Gus Irham menatap pantulan dirinya yang sudah siap dengan beskap pengantin adat Jawa, lengkap dengan keris yang berada di bagian belakang tubuhnya. Tidak terasa hari yang di tunggunya sejak lama akhirnya tiba, hari ini ia akan mempersunting wanita yang sudah ia sukai sejak lama.
Ning Saffana Husna Gayatri, ya perempuan itu berhasil menarik dan memenjarakan hatinya untuk dirinya seorang. Ning Saffana Husna Gayatri sudah mengisi penuh hatinya sejak keduanya sama-sama kuliah dulu, siapa sangka pada akhirnya perempuan itu akan menjadi istrinya hari ini.
Perasaan senang membuncah di dalam dadanya, bunga-bunga bermekaran di dalam sana. Sungguh, tiada hari yang lebih membahagiakan dari hari ini bagi Irham Zaid Al-Fattah.
"Sudah siap, Nak?"
Gus Irham menoleh dan menemukan sang ibu yang mengenakan gamis syar'i berwarna cream dengan kain brokat berwarna putih yang menghiasi pakaian yang di kenakannya, lengkap dengan cadar berwarna senada.
Sang Ibu menghampiri, dan mengusap sisi wajah putranya yang tersenyum cerah, dan begitu tampan dengan setelan beskap adat Jawa yang di kenakannya. "Masya Allah. Tampan sekali anak Amih." ucapnya. Tidak menyangka jika hari ini tiba dengan cepat, Irham sudah dewasa dan akan mempersunting Ning Safa untuk menjadi istri sebagai pelengkap hidup, dan penyempurna ibadahnya.
Gus Irham yang melihat kedua mata ibunya berkaca-kaca, lantas meraih tangan Amihnya yang berada di sisi wajah, dan mengecup telapak tangannya. "Doakan agar semuanya lancar ya Mih." katanya.
Amih Ayana mengangguk. "Tentu sayang. Amih akan selalu mendoakannya."
Gus Irham menatap wajah sang ibu dengan berkaca-kaca, "Amih, terima kasih ya selama ini sudah menyayangi Irham. Maaf kalau Irham selama ini belum bisa membanggakan Amih, dan juga Abi."
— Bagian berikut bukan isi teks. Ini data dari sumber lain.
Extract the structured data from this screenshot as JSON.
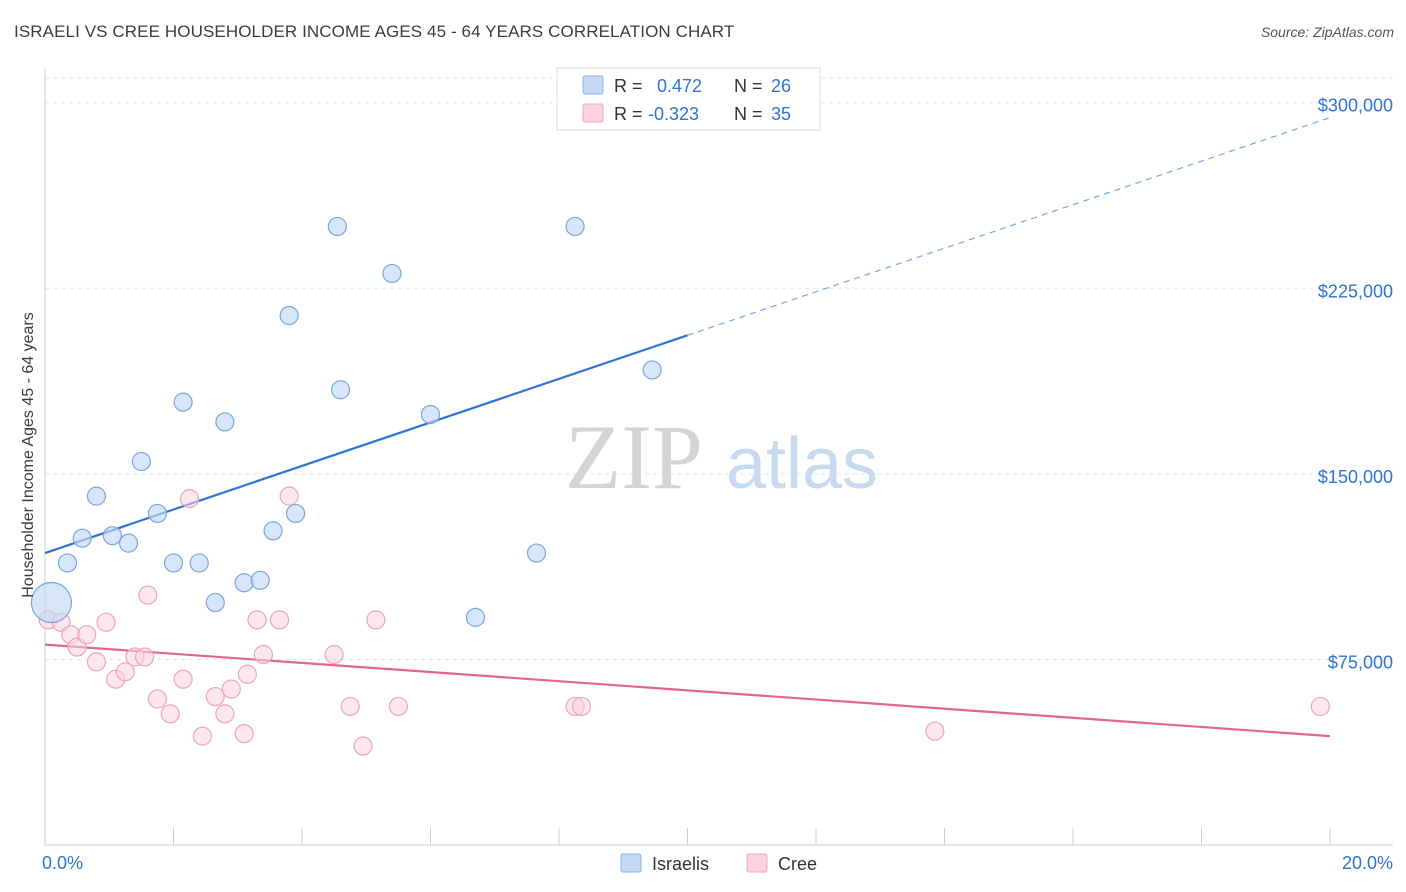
{
  "title": "ISRAELI VS CREE HOUSEHOLDER INCOME AGES 45 - 64 YEARS CORRELATION CHART",
  "source": "Source: ZipAtlas.com",
  "watermark": {
    "zip": "ZIP",
    "atlas": "atlas"
  },
  "legend_top": [
    {
      "r_label": "R =",
      "r_value": "0.472",
      "n_label": "N =",
      "n_value": "26",
      "color": "#8bb4e8",
      "fill": "#c2d8f5"
    },
    {
      "r_label": "R =",
      "r_value": "-0.323",
      "n_label": "N =",
      "n_value": "35",
      "color": "#f0a7c0",
      "fill": "#fbd3e0"
    }
  ],
  "legend_bottom": [
    {
      "label": "Israelis",
      "color": "#8bb4e8",
      "fill": "#c2d8f5"
    },
    {
      "label": "Cree",
      "color": "#f0a7c0",
      "fill": "#fbd3e0"
    }
  ],
  "chart_data": {
    "type": "scatter",
    "title": "ISRAELI VS CREE HOUSEHOLDER INCOME AGES 45 - 64 YEARS CORRELATION CHART",
    "xlabel": "",
    "ylabel": "Householder Income Ages 45 - 64 years",
    "xlim": [
      0,
      20
    ],
    "ylim": [
      0,
      310000
    ],
    "x_tick_labels": [
      "0.0%",
      "20.0%"
    ],
    "y_ticks": [
      75000,
      150000,
      225000,
      300000
    ],
    "y_tick_labels": [
      "$75,000",
      "$150,000",
      "$225,000",
      "$300,000"
    ],
    "grid": true,
    "series": [
      {
        "name": "Israelis",
        "color": "#2f74d0",
        "points": [
          [
            0.1,
            98000
          ],
          [
            0.35,
            114000
          ],
          [
            0.58,
            124000
          ],
          [
            0.8,
            141000
          ],
          [
            1.05,
            125000
          ],
          [
            1.3,
            122000
          ],
          [
            1.5,
            155000
          ],
          [
            1.75,
            134000
          ],
          [
            2.0,
            114000
          ],
          [
            2.15,
            179000
          ],
          [
            2.4,
            114000
          ],
          [
            2.65,
            98000
          ],
          [
            2.8,
            171000
          ],
          [
            3.1,
            106000
          ],
          [
            3.35,
            107000
          ],
          [
            3.55,
            127000
          ],
          [
            3.8,
            214000
          ],
          [
            3.9,
            134000
          ],
          [
            4.55,
            250000
          ],
          [
            4.6,
            184000
          ],
          [
            5.4,
            231000
          ],
          [
            6.0,
            174000
          ],
          [
            6.7,
            92000
          ],
          [
            7.65,
            118000
          ],
          [
            8.25,
            250000
          ],
          [
            9.45,
            192000
          ]
        ],
        "trend": {
          "x0": 0,
          "y0": 118000,
          "x1": 10,
          "y1": 206000,
          "dashed_to_x": 20,
          "dashed_to_y": 294000
        }
      },
      {
        "name": "Cree",
        "color": "#e0668f",
        "points": [
          [
            0.05,
            91000
          ],
          [
            0.25,
            90000
          ],
          [
            0.4,
            85000
          ],
          [
            0.5,
            80000
          ],
          [
            0.65,
            85000
          ],
          [
            0.8,
            74000
          ],
          [
            0.95,
            90000
          ],
          [
            1.1,
            67000
          ],
          [
            1.25,
            70000
          ],
          [
            1.4,
            76000
          ],
          [
            1.55,
            76000
          ],
          [
            1.6,
            101000
          ],
          [
            1.75,
            59000
          ],
          [
            1.95,
            53000
          ],
          [
            2.15,
            67000
          ],
          [
            2.25,
            140000
          ],
          [
            2.45,
            44000
          ],
          [
            2.65,
            60000
          ],
          [
            2.8,
            53000
          ],
          [
            2.9,
            63000
          ],
          [
            3.1,
            45000
          ],
          [
            3.15,
            69000
          ],
          [
            3.3,
            91000
          ],
          [
            3.4,
            77000
          ],
          [
            3.65,
            91000
          ],
          [
            3.8,
            141000
          ],
          [
            4.5,
            77000
          ],
          [
            4.75,
            56000
          ],
          [
            4.95,
            40000
          ],
          [
            5.15,
            91000
          ],
          [
            5.5,
            56000
          ],
          [
            8.25,
            56000
          ],
          [
            8.35,
            56000
          ],
          [
            13.85,
            46000
          ],
          [
            19.85,
            56000
          ]
        ],
        "trend": {
          "x0": 0,
          "y0": 81000,
          "x1": 20,
          "y1": 44000
        }
      }
    ],
    "legend_placement": "top-center"
  }
}
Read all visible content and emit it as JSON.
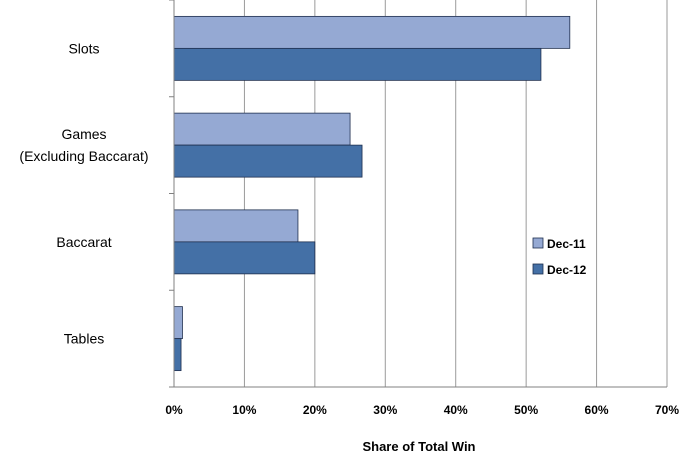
{
  "chart_data": {
    "type": "bar",
    "orientation": "horizontal",
    "categories": [
      "Slots",
      "Games\n(Excluding Baccarat)",
      "Baccarat",
      "Tables"
    ],
    "series": [
      {
        "name": "Dec-11",
        "color": "#95A9D3",
        "values": [
          56.2,
          25.0,
          17.6,
          1.2
        ]
      },
      {
        "name": "Dec-12",
        "color": "#4470A6",
        "values": [
          52.1,
          26.7,
          20.0,
          1.0
        ]
      }
    ],
    "xlim": [
      0,
      70
    ],
    "xticks": [
      0,
      10,
      20,
      30,
      40,
      50,
      60,
      70
    ],
    "tick_suffix": "%",
    "xlabel": "Share of Total Win",
    "ylabel": "",
    "grid": true,
    "legend_position": "right"
  }
}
Amih Ayana menghela napas. Menatap sang putra dengan lekat. "Kamu ini bicara apa toh. Kamu sudah cukup membanggakan untuk Amih, dan juga Abi. Wes sekarang ayo keluar dari kamar, Baba dan yang lain sudah menunggu di depan."
Gus Irham mengangguk, Amih Ayana memberikan kecupan pada kening putranya. "Semoga semuanya berjalan lancar." ucapnya.
Gus Irham tersenyum, seraya menggandeng tangan ibunya ia bergegas keluar dari kamar, benar saja semua keluarga besar keluarga Baba Ikmal sudah menunggunya dengan mengenakan dresscode berwarna senada dengan yang di kenakan Amihnya, si kembar juga mengenakan pakaian dengan warna senada.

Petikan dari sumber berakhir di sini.